2. L’article 413-4 du code pénal, dans sa rédaction résultant de l’ordonnance du 19 septembre 2000 mentionnée ci-dessus, prévoit :
« Le fait de participer à une entreprise de démoralisation de l’armée en vue de nuire à la défense nationale est puni de cinq ans d’emprisonnement et de 75 000 euros d’amende.
« Lorsque l’infraction est commise par la voie de la presse écrite ou audiovisuelle, les dispositions particulières des lois qui régissent ces matières sont applicables en ce qui concerne la détermination des personnes responsables ».
3. Les requérants reprochent à ces dispositions de ne pas définir de manière suffisamment claire et précise la notion de « démoralisation de l’armée », en méconnaissance du principe de légalité des délits et des peines. Selon eux, en interdisant tout débat sur l’opportunité d’une opération militaire ou d’une guerre, ces dispositions porteraient également une atteinte disproportionnée à la liberté d’expression.
4. Par conséquent, la question prioritaire de constitutionnalité porte sur le premier alinéa de l’article 413-4 du code pénal.
5. En premier lieu, l’article 8 de la Déclaration des droits de l’homme et du citoyen de 1789 dispose : « La loi ne doit établir que des peines strictement et évidemment nécessaires, et nul ne peut être puni qu’en vertu d’une loi établie et promulguée antérieurement au délit, et légalement appliquée ». Aux termes de l’article 34 de la Constitution : « La loi fixe les règles concernant… la détermination des crimes et délits ainsi que les peines qui leur sont applicables ». Le législateur tient de l’article 34 de la Constitution, ainsi que du principe de légalité des délits et des peines qui résulte de l’article 8 de la Déclaration de 1789, l’obligation de fixer lui-même le champ d’application de la loi pénale et de définir les crimes et délits en termes suffisamment clairs et précis pour exclure l’arbitraire.

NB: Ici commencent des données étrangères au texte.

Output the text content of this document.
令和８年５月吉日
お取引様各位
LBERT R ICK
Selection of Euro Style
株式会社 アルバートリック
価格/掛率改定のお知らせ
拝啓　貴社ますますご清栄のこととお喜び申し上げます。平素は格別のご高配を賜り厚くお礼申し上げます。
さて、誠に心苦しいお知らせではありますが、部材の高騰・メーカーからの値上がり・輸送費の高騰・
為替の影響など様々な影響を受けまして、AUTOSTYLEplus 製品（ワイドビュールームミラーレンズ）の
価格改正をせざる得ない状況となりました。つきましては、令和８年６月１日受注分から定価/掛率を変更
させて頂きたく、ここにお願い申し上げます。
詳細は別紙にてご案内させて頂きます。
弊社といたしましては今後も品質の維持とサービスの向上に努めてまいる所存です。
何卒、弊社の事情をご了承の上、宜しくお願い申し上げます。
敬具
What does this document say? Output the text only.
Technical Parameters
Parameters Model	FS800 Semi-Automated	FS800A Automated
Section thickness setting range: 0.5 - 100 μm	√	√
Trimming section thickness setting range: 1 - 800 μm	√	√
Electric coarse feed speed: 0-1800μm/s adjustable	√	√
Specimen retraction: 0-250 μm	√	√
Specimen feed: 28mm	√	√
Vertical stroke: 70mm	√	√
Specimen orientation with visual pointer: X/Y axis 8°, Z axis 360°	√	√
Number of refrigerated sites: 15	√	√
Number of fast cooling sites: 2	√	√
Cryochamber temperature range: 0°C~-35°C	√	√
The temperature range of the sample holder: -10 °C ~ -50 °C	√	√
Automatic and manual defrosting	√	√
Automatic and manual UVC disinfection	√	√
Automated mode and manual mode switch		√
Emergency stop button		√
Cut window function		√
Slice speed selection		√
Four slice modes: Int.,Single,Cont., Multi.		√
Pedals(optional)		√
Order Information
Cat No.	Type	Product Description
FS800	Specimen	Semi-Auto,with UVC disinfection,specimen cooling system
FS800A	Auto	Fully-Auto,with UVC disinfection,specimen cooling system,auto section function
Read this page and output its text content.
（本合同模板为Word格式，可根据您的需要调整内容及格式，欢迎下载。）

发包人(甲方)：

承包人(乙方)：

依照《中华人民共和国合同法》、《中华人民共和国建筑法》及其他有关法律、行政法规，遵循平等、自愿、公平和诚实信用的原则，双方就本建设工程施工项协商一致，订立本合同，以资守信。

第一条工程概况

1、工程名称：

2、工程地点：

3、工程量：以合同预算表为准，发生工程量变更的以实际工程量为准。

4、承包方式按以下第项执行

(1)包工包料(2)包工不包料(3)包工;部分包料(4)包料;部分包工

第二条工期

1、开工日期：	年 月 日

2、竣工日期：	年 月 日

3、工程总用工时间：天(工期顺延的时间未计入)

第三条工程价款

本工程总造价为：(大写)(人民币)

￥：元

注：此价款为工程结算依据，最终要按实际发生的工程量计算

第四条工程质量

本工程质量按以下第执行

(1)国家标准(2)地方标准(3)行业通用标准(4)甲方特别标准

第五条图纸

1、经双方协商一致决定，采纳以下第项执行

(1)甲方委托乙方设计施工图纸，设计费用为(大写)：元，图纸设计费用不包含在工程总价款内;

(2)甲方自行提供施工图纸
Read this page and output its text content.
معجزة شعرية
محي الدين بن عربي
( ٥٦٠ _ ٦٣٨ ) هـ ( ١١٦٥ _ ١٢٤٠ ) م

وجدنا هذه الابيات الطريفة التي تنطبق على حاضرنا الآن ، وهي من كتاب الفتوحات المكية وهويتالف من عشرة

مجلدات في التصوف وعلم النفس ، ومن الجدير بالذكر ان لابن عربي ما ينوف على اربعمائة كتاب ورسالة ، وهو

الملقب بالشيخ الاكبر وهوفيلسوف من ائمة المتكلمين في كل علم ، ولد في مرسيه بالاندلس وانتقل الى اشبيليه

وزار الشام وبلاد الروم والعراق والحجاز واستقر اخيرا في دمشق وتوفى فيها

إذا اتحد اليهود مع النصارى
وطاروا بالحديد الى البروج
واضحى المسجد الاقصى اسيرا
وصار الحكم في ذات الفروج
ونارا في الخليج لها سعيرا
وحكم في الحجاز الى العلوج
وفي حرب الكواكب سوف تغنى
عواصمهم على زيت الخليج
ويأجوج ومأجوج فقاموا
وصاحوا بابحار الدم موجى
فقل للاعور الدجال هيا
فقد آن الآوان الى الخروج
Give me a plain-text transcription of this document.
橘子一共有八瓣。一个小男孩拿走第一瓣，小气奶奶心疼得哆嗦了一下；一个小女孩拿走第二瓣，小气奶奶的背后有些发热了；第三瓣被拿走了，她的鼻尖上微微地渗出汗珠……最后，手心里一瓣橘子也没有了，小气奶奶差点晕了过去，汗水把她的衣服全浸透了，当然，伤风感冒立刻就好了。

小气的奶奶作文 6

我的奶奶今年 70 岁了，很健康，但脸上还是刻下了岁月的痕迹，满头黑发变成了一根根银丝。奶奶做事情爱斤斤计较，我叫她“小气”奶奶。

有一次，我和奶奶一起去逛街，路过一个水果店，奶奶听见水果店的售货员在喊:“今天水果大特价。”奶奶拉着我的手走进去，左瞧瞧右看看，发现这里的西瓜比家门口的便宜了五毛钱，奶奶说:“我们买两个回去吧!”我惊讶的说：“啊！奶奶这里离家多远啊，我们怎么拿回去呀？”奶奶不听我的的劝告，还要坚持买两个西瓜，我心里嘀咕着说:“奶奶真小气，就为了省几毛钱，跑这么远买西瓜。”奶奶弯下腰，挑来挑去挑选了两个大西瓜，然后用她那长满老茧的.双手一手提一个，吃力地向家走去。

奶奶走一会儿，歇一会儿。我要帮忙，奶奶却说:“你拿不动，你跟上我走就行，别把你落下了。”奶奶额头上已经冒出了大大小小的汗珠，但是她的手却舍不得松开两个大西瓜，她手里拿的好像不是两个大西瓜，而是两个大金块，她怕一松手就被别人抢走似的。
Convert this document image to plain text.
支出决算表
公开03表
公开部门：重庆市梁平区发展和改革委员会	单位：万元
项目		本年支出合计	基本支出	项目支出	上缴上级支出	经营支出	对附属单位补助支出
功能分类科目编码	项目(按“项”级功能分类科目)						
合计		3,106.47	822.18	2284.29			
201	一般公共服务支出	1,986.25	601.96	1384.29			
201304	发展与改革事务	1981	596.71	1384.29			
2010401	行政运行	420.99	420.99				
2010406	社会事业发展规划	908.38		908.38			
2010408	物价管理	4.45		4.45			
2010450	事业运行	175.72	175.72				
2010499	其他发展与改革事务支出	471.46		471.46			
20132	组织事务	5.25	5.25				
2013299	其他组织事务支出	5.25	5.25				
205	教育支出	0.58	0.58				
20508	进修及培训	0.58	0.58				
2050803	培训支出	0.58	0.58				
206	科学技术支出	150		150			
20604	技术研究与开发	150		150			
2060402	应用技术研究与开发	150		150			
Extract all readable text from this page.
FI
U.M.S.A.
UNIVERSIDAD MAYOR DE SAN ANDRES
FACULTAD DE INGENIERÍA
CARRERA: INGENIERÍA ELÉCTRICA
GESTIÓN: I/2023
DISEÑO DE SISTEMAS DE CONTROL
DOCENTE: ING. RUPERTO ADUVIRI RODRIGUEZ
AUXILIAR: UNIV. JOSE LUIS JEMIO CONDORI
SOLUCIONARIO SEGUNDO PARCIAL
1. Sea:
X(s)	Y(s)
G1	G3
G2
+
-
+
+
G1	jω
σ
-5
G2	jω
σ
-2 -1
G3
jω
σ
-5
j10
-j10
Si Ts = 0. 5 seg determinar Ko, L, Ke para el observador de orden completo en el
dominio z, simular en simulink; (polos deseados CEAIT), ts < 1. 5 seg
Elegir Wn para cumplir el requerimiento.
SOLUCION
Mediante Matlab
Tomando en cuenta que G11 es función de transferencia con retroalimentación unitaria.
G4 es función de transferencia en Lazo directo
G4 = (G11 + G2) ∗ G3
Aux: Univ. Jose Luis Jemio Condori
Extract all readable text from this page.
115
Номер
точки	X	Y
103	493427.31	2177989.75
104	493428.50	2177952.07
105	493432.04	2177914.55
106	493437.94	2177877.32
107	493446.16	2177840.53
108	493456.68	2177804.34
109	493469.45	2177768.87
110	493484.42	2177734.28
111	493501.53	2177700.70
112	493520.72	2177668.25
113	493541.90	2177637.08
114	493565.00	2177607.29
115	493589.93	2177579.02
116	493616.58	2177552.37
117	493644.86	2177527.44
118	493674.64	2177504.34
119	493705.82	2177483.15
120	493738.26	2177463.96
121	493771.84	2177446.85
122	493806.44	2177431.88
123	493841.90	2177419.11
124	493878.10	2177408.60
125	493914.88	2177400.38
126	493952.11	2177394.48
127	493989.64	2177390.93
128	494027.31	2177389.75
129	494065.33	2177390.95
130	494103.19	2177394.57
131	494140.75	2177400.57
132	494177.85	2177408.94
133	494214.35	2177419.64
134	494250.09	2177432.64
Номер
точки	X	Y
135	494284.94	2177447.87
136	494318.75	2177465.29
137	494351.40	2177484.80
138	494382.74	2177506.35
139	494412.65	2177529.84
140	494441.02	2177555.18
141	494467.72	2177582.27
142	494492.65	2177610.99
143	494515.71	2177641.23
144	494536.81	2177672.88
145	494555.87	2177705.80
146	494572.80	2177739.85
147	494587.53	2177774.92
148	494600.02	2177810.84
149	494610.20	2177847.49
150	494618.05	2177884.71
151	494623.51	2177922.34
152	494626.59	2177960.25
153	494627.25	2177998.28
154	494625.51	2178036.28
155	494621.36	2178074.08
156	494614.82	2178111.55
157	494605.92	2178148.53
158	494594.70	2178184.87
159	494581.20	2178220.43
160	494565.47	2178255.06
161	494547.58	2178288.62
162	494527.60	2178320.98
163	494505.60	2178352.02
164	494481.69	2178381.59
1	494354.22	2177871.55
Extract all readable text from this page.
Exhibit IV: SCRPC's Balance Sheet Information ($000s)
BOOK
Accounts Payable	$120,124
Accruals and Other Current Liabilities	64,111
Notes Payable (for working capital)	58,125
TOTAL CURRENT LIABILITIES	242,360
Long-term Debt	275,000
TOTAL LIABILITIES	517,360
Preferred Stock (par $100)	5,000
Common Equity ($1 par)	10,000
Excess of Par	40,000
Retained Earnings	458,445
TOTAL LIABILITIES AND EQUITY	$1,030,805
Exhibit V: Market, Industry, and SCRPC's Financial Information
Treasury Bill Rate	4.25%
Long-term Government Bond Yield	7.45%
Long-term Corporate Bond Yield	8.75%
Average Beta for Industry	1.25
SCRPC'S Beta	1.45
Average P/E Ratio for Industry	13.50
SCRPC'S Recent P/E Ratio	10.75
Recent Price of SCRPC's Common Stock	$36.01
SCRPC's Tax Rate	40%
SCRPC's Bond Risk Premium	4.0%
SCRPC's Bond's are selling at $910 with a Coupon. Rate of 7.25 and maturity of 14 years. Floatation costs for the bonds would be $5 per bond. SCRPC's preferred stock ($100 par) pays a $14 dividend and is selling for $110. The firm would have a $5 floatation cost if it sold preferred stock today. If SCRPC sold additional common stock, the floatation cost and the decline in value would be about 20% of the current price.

6. Les dispositions contestées répriment le fait de participer à une entreprise de démoralisation de l’armée en vue de nuire à la défense nationale.
7. D’une part, il ressort des travaux parlementaires de la loi du 22 juillet 1992 mentionnée ci-dessus, à l’origine de ces dispositions, que le législateur a entendu, afin de préserver la défense nationale, réprimer certaines actions qui participent d’une organisation coordonnant ses efforts dans le but d’amoindrir l’engagement des forces armées dans l’exercice de leurs missions. Pour être constituée, l’infraction suppose donc de caractériser l’existence d’une entreprise collective visant, par de telles actions, à atteindre ce but.
8. D’autre part, il résulte des dispositions contestées que le comportement réprimé doit se matérialiser par des actes traduisant la volonté de leur auteur de prendre part, en connaissance de cause, à une telle entreprise, dans l’intention de nuire à la défense nationale.
9. Dès lors, les dispositions contestées ne revêtent pas un caractère équivoque et sont suffisamment précises pour garantir contre le risque d’arbitraire. Le grief tiré de la méconnaissance du principe de légalité des délits et des peines doit donc être écarté.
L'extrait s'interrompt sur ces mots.